I hate wine you have to warm up to. I shouldn’t have to have an entire glass before I enjoy the next one because my tongue is numb.
Anyway, the first thing I did was remember to take a photo, because when we were tasting wines yesterday I totally forgot. No, that’s not my baby. He’ll probably be driving before I manage to get a print photo in that frame-much like trying to get wine into that glass.
|That's not my baby. It's a stranger baby.|
My actual baby, who I like to call “Bug”, was seriously cranky today, despite me telling him “Happy Birthday!” because he’s one month old, and that’s supposedly a thing.

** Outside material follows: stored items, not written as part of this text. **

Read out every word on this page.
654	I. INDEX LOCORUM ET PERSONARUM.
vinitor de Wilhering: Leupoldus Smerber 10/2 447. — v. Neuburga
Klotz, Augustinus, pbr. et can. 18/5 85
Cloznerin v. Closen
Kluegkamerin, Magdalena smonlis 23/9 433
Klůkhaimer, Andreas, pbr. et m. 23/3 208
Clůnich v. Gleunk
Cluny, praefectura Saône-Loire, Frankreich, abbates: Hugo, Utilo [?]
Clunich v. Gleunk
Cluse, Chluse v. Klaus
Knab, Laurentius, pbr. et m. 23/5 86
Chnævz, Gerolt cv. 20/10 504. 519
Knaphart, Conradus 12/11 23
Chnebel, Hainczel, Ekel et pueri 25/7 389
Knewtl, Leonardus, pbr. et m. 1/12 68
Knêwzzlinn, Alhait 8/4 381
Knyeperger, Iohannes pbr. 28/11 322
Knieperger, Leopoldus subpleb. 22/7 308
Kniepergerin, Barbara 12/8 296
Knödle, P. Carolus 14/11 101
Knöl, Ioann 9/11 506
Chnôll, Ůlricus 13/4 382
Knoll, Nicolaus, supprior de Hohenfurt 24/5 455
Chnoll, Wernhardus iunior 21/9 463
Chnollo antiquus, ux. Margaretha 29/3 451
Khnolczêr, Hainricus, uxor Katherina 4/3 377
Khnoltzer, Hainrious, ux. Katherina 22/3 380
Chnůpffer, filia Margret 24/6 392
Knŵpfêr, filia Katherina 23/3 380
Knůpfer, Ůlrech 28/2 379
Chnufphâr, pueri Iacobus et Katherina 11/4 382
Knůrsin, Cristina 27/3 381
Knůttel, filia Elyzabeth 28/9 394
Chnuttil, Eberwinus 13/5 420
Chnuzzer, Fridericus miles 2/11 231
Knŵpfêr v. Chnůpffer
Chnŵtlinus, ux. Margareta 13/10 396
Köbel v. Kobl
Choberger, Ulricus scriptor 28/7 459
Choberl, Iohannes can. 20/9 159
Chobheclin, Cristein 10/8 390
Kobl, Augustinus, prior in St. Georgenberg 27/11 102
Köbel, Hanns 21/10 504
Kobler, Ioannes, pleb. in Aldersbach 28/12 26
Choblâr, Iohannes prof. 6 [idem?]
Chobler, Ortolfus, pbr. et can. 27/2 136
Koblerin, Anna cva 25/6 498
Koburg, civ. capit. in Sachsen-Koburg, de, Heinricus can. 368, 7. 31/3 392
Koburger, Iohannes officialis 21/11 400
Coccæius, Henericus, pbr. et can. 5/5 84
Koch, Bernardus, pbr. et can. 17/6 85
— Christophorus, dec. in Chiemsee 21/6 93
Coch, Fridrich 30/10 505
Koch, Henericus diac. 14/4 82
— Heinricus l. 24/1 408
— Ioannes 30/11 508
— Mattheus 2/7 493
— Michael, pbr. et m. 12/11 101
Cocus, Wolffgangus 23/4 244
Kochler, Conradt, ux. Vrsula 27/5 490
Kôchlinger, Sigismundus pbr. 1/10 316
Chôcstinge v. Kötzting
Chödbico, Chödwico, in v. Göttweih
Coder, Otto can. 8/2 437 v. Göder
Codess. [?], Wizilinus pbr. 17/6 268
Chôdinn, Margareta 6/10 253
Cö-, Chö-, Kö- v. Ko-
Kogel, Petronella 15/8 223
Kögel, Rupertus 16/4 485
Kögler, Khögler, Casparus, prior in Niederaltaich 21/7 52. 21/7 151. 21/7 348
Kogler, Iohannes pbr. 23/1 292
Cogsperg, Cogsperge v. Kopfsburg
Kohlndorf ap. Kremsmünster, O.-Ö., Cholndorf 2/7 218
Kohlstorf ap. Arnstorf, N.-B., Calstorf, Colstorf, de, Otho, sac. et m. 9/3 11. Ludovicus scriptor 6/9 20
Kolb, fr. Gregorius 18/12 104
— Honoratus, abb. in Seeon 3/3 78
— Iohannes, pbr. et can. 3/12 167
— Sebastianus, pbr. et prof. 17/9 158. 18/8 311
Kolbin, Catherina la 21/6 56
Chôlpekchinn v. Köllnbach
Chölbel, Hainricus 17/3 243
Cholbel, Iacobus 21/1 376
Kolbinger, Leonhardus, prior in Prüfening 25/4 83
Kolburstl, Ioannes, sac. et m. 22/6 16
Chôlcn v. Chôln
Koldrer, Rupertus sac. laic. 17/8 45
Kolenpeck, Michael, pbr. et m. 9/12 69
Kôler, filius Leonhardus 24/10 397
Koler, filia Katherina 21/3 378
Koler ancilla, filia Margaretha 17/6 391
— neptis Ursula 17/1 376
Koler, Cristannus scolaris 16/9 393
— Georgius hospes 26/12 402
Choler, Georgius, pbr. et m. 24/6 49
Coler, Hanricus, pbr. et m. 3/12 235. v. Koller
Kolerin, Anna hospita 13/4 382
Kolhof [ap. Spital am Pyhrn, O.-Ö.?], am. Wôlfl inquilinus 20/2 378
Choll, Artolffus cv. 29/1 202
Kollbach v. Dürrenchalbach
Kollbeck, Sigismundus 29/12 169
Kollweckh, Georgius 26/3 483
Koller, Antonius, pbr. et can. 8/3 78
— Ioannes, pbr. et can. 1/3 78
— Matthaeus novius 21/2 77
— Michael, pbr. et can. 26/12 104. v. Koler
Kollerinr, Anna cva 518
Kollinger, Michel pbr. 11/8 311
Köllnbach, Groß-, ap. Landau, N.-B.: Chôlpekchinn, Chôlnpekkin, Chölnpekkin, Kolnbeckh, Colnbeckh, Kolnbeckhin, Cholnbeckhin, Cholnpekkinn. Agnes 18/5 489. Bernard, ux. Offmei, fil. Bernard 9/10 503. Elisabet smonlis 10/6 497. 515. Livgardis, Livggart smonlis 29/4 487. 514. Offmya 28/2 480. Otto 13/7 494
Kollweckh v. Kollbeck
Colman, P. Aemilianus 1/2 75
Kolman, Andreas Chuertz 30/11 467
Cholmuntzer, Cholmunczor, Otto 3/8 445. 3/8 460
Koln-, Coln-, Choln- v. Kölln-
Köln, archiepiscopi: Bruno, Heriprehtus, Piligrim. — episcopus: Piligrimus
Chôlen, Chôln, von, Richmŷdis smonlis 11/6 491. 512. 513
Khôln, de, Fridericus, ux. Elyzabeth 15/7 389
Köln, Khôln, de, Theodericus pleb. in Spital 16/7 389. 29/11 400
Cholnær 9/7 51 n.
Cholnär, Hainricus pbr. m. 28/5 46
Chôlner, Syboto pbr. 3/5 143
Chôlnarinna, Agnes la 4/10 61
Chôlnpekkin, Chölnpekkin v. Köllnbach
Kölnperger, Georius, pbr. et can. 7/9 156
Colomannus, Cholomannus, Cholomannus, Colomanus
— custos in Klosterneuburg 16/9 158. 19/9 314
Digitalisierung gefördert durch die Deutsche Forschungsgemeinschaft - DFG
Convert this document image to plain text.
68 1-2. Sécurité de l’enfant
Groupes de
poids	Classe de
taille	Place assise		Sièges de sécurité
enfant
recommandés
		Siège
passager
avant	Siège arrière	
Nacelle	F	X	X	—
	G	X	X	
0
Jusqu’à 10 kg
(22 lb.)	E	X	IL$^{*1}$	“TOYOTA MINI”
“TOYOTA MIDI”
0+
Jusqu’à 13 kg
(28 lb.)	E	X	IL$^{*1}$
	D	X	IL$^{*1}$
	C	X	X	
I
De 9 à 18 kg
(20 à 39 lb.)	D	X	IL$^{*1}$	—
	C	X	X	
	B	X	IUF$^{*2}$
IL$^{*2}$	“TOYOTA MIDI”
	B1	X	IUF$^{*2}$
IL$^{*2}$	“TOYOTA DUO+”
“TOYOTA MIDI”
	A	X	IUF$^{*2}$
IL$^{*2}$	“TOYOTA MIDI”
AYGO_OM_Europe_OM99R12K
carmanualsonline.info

He celebrated by scratching the shit out of my face, having a diaper explosion that his dad referred to as “working overtime at the mustard factory”, and screamed so hard his arms and legs shook like he was having a seizure.
Then, he farted on me and fell asleep.
That’s pretty much how my days usually go, which is why it took me two more hours to even open the wine, which I was DELIGHTED to find was screw top. I’m with Norm on this one. I get that people think wine with a screw top is probably shitty wine-I disagree. Twist tops are a very welcome convenience to someone who hasn’t slept more than 4 hours a night in more than a month.
So thank you, Sebastopol Oaks. For the easy access.
The bottle doesn’t say anything about its flavor makeup, and I’m not really able to pull out anything specific, but I will say this. Often, I am forced to put the wine down and do responsible things. Warm white wine is not very awesome...but in my world, inevitable. So another big selling point of this particular wine was the fact that when I go back to my warm glass (sad face) it wasn’t fucking disgusting. (Happy face!)
All in all this is a strong Sauvignon Blanc for the addled woman. I’ll give it a solid 4 stars.